Loading...
 

WordSmith Tools KeyWords Tutorial, Level I

 


Other monolingual concordancer tutorials

Other WordSmith Tools tutorials


 

 

I. Introduction


 

WordSmith Tools, developed by Mike Scott, is a corpus analysis tool that includes three text analysis tools: a monolingual concordancer (Concord) and wordlist extractors (WordList and KeyWords). This tutorial will focus on the basic features of KeyWords.

 

You can learn more about WordSmith Tools by consulting www.lexically.net. From the WordSmith Tools page on the www.lexically.net site, you can also download a demo version of WordSmith Tools which offers the same options as the commercial version, but which limits the number of occurrences that are displayed to 25. 

 

WordSmith Tools can process .html, .xml and .txt files. KeyWords is a program that identifies the "key" words in a text, i.e., the words that are unusually frequent. This type of information can be used to study a genre, a language for special purposes, a writer’s idiolect, etc.

 

In order to establish which frequencies are common and which are especially high, the program needs a reference corpus that will establish the norm against which word frequencies will be compared. It is important to know that KeyWords compares word lists and not raw texts.

 

II. Getting Ready


 

  1. Prepare the files you will need for the exercises:
    1. Create a sub-directory of the U: drive (also called My Documents).
    2. Download the files from the KeyWords Resource Package.
    3. Extract the files to the sub-directory you created.
  2. Open WordSmith Tools.
  3. When WordSmith asks you if you’d like to enable basic functions only, choose No. By choosing No, you will have access to all functions.
    1. The program will open a main window from which the various functions can be accessed. The three principal functions — Concord (C), KeyWords (K) and WordList (W) — are available via buttons.

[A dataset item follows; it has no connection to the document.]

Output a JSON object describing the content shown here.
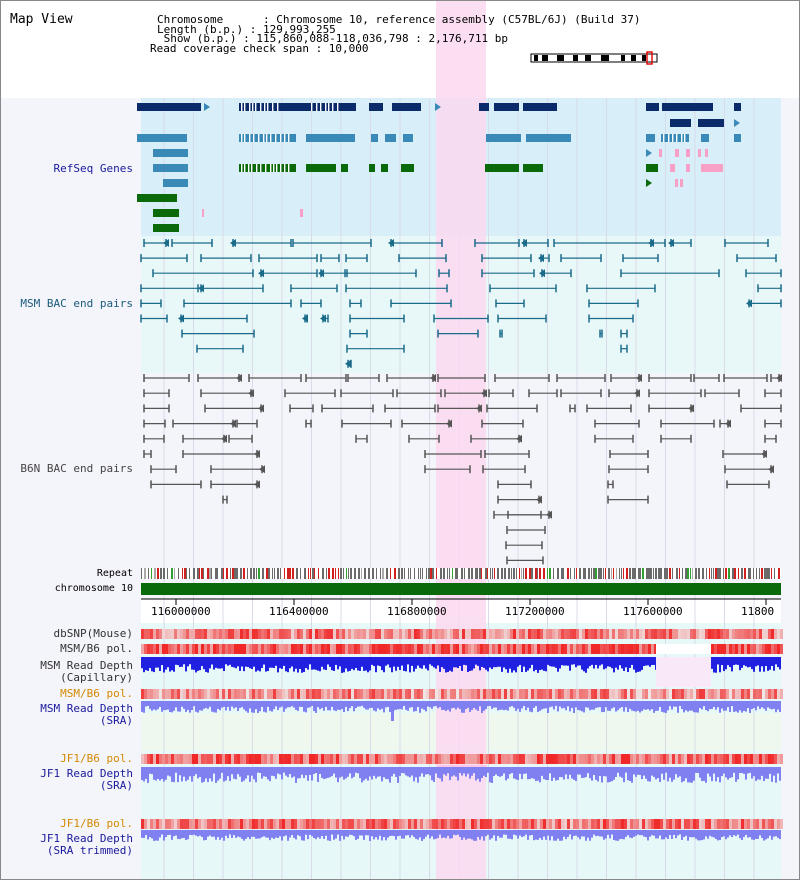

Other functions can be accessed from the Utilities menu.
  4. Open the files in the KeyWords Resource Package and read them.

 

III. Choosing texts


 

  1. Choose the texts for processing (see note):
    1. In the main WordSmith window, go to the File menu and select Choose Texts.
      1. In the Choose texts dialogue box, the files that have been selected for processing are displayed in the right-hand pane, and the directory structure appears in the left-hand pane.
    2. A demo file that comes with the software (a chapter from A Tale of Two Cities by Dickens) appears in the list on the right. Remove this file by selecting it and then pressing the Delete key. If you do not remove this file, your results will include occurrences coming from this text.
    3. From the drop-down menu in the upper left-hand corner of the Choose texts window, select the drive where you have stored the documents that you wish to analyze (U: or My Documents).
    4. You can also choose to see files of only a certain format (e.g. plain text or .txt files) by choosing the corresponding option from the drop-down menu located immediately to the right of the drive menu. (See note.)
    5. In the left-hand pane, browse through the directories on the U: drive to find the files that you wish to process. (Double-click on the yellow folder icons (see screenshot) to open the directories).
    6. Select the file: Environment_EN.txt.
    7. Click on the long vertical button with two arrows that appears between the left-hand pane (the directory structure, labelled Files available) and the right-hand pane (the list of files, labelled Files selected). The files that you have selected should now appear in the right-hand pane. (See note.)
  2. Once you have selected the files you want to use, exit the Choose texts window by clicking on the green check-mark button (see screenshot).

 

IV. Generating and evaluating WordLists


 

  1. Generate a base WordList:
    1. In the WordSmith main window, click on the WordList button. The WordList window appears together with the Getting started dialogue box.
    2. In the Getting Started dialogue box, click on the Make a word list now button. The word list appears in the WordList window.
    3. Save this word list by opening the menu File in the word list window and selecting the Save option (see screenshot). You will then have to select a sub-directory to store the file and give it a name. You now have created a word list for the text Environment_EN.txt.
  2. Generate WordLists to compare with your base Wordlist:
    1. Repeat all of the above steps (Choosing texts and Generating a base WordList) in order to generate a wordlist of all of the texts in the folder Reference Corpus 1. Remember to save the wordlist. (See warning and note.)
    2. Repeat the same steps in order to generate a wordlist of all of the texts in the folder Reference Corpus 2. Remember to save the wordlist. (See warning and note.)
    3. By the end of this section, you will have created and saved three wordlists: the base wordlist (Environment_EN.txt), and two comparison wordlists (Reference Corpus 1 and Reference Corpus 2).
  3. Evaluate the wordlist generated through the Environment_EN.txt text:
    1. Look carefully at this wordlist.
    2. What words have surfaced in the wordlist?
    3. If we set aside articles, prepositions and other grammatical words, what words (or terms) are the most frequent in the text?
    4. Do you consider that these are the most distinctive words in the text?
    5. If you had to choose the key words in the text, would you have selected these?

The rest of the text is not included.